Failures in Electronic Systems Can be Catastrophic. How Can We Avoid Them?
Rocket Lab’s recent in-flight failure was the result of an electrical system failure. This evokes the question, How can electrical failures be avoided?
On July 4th, Rocket Lab launched its electron rocket for its 13th mission—this time, carrying a payload of seven different satellites.
The launch began successfully as the rocket proceeded through a number of stages as planned: the nominal Stage 1 engine burn, Stage 1–2 separation, Stage 2 ignition, and the fairing jettison. Dramatically, several minutes into the second stage burn, the engine shut down and the rocket failed to reach orbit, resulting in the subsequent loss of the rocket and its payload.
Rocket Lab Electron’s July 4 launch. Image used courtesy of Universe Today
Only recently has the source of the failure been identified as a faulty electrical connection.
Rocket Lab explains that the connection was intermittently secure through the flight, creating a resistance that caused heating and thermal expansion in the component. This heat caused surrounding components to melt, disconnect, and eventually fail. The issue evaded detection pre-flight as the intermittent connection was solid during the testing.
Electrical Failures: Why Do They Happen?
Such a catastrophe evokes the question, How can engineers avoid failures in their system designs?
The answer is not straightforward. No matter how thorough you are, anomalous events can happen like in the case of Rocket Lab.
Extreme example of an electrical failure.

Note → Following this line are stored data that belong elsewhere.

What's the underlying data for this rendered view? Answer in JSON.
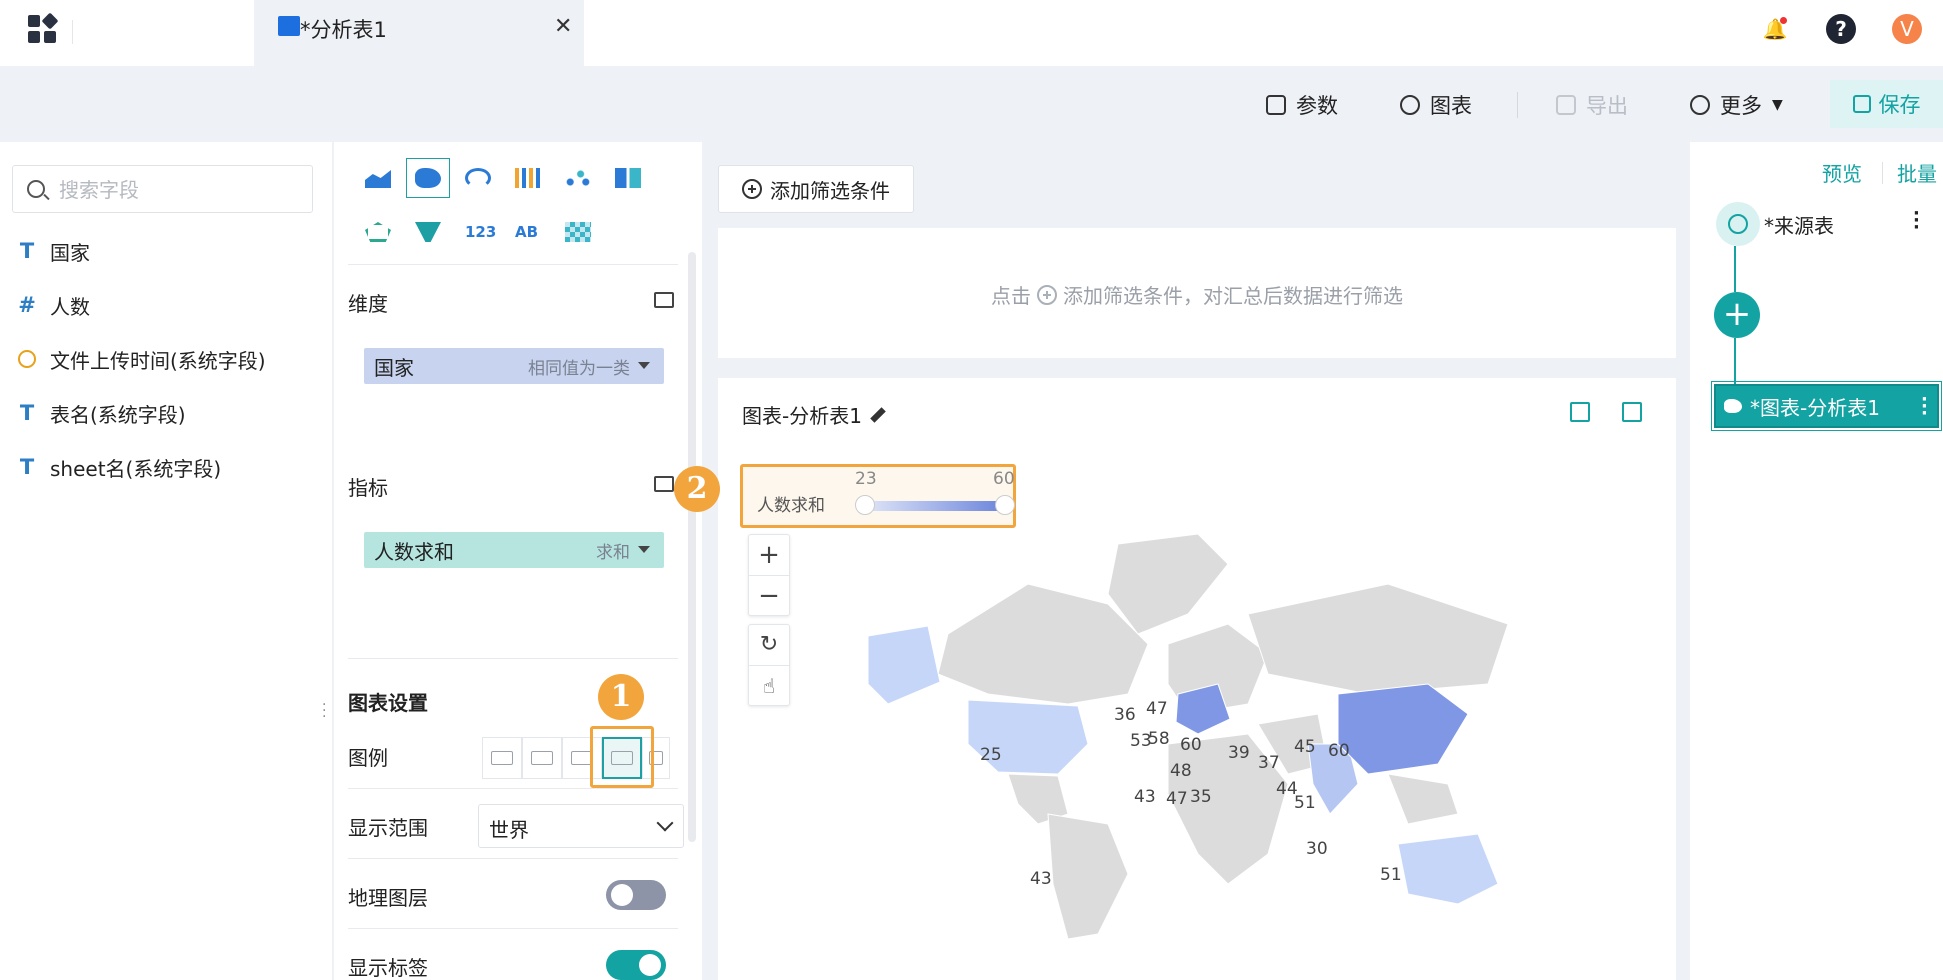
{
  "tab": {
    "title": "*分析表1",
    "close": "✕"
  },
  "user": {
    "avatar_letter": "V"
  },
  "toolbar": {
    "params": "参数",
    "chart": "图表",
    "export": "导出",
    "more": "更多",
    "save": "保存"
  },
  "fields": {
    "search_placeholder": "搜索字段",
    "items": [
      {
        "icon": "T",
        "label": "国家"
      },
      {
        "icon": "#",
        "label": "人数"
      },
      {
        "icon": "clock",
        "label": "文件上传时间(系统字段)"
      },
      {
        "icon": "T",
        "label": "表名(系统字段)"
      },
      {
        "icon": "T",
        "label": "sheet名(系统字段)"
      }
    ]
  },
  "config": {
    "dimension_title": "维度",
    "dimension_pill": {
      "label": "国家",
      "agg": "相同值为一类"
    },
    "metric_title": "指标",
    "metric_pill": {
      "label": "人数求和",
      "agg": "求和"
    },
    "chart_settings_title": "图表设置",
    "legend_label": "图例",
    "range_label": "显示范围",
    "range_value": "世界",
    "geo_layer_label": "地理图层",
    "show_labels_label": "显示标签",
    "marker_1": "1",
    "marker_2": "2"
  },
  "main": {
    "add_filter": "添加筛选条件",
    "filter_hint_pre": "点击",
    "filter_hint_post": "添加筛选条件，对汇总后数据进行筛选",
    "chart_title": "图表-分析表1",
    "visual_map": {
      "label": "人数求和",
      "min": "23",
      "max": "60"
    },
    "map_labels": [
      {
        "label": "25"
      },
      {
        "label": "36"
      },
      {
        "label": "47"
      },
      {
        "label": "53"
      },
      {
        "label": "58"
      },
      {
        "label": "60"
      },
      {
        "label": "48"
      },
      {
        "label": "43"
      },
      {
        "label": "47"
      },
      {
        "label": "35"
      },
      {
        "label": "39"
      },
      {
        "label": "37"
      },
      {
        "label": "45"
      },
      {
        "label": "60"
      },
      {
        "label": "44"
      },
      {
        "label": "51"
      },
      {
        "label": "30"
      },
      {
        "label": "51"
      },
      {
        "label": "43"
      }
    ]
  },
  "flow": {
    "preview": "预览",
    "batch": "批量",
    "source": "*来源表",
    "chart_node": "*图表-分析表1"
  },
  "colors": {
    "accent": "#14a3a3",
    "highlight": "#f2a53c",
    "dimension": "#c7d3ef",
    "metric": "#b6e5e0"
  }
}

Image used courtesy of Tempo Automation
In general, failures in electrical systems are often caused by inadequate design, such as improper component selection or inappropriately sized interconnects. Errors can also crop up in the manufacturing and assembly steps, such as faulty connections or contamination.
For the sake of this article, we’ll be discussing some design-side modes of failure.
Component Selection Considerations
When choosing components in a PCB, it's vital that designers consider the tolerance of the component. Every electrical component has a defined operating range—the maximum/minimum values for current and voltage inputs and operating temperatures. When components are not carefully selected and integrated within these ranges, failures are likely to occur, normally in the form of overheating.
All electronic components also have a value tolerance. For example, the datasheet for a 1 uF capacitor will often say something like ±20%. This indicates that because of manufacturing variances, your capacitor can actually be anywhere from .8 uF to 1.2 uF. This becomes very important when designing something like an AC-DC converter where ripple voltage is an important specification that is directly influenced by the capacitor’s actual value.
Device ratings of Micrel's IttyBitty RC timer IC, the MIC1555/1557. Image used courtesy of Micrel (Microchip)
Engineers must account for these tolerances during both the manufacturing and operation of their systems. For this reason, cautious engineers will design their systems with a factor of safety, giving them wiggle room should something anomalous occur to the system.
Interconnect Design Considerations
Another common mode of failure in a PCB or a chip is inadequately designed interconnects.
In a PCB it is important to properly size traces based on the current capacity, spacing between traces, and the size and pitch of the pads that the traces connect to. Traces can be thought of like any other electrical component; when their tolerances are exceeded, they will overheat and fail.
There are a variety of PCB trace width calculators freely available to engineers that account for all of these factors.
Graphic showing results of electromigration. Image used courtesy of Synopsys
In chip design, electromigration can be a major failure mode. Electromigration is the movement of metallic atoms in an IC interconnect caused by high current densities. This results in either the deposition of atoms (called Hillocks), which leads to shorts, or the depletion of atoms (called Voids), which results in opens.
Like PCB trace width failures, electromigration leads to failures at high current densities, meaning that a simple way of avoiding the issue, amongst other methods, is to widen the wire to decrease current density. Inappropriately-sized interconnects will lead to system failures via electromigration.
Two of Many Fail-Safes
While we only touched on two very basic modes of failure in electrical systems, they are important to know. Both improperly-selected components and improperly-sized interconnects are common yet avoidable modes of electrical failure.
How else do you avoid failures in electronic systems? Share your thoughts in the comments below.
This is a fascinating area of interest at all levels of system design. I find it useful to constantly change my viewpoint from electrical to mechanical to chemical and to environmental, to have a better chance of revealing a weakness. There are usually simple ways to provide some redundancy to better handle both known and unforeseen failure modes. I hope more articles are on the way.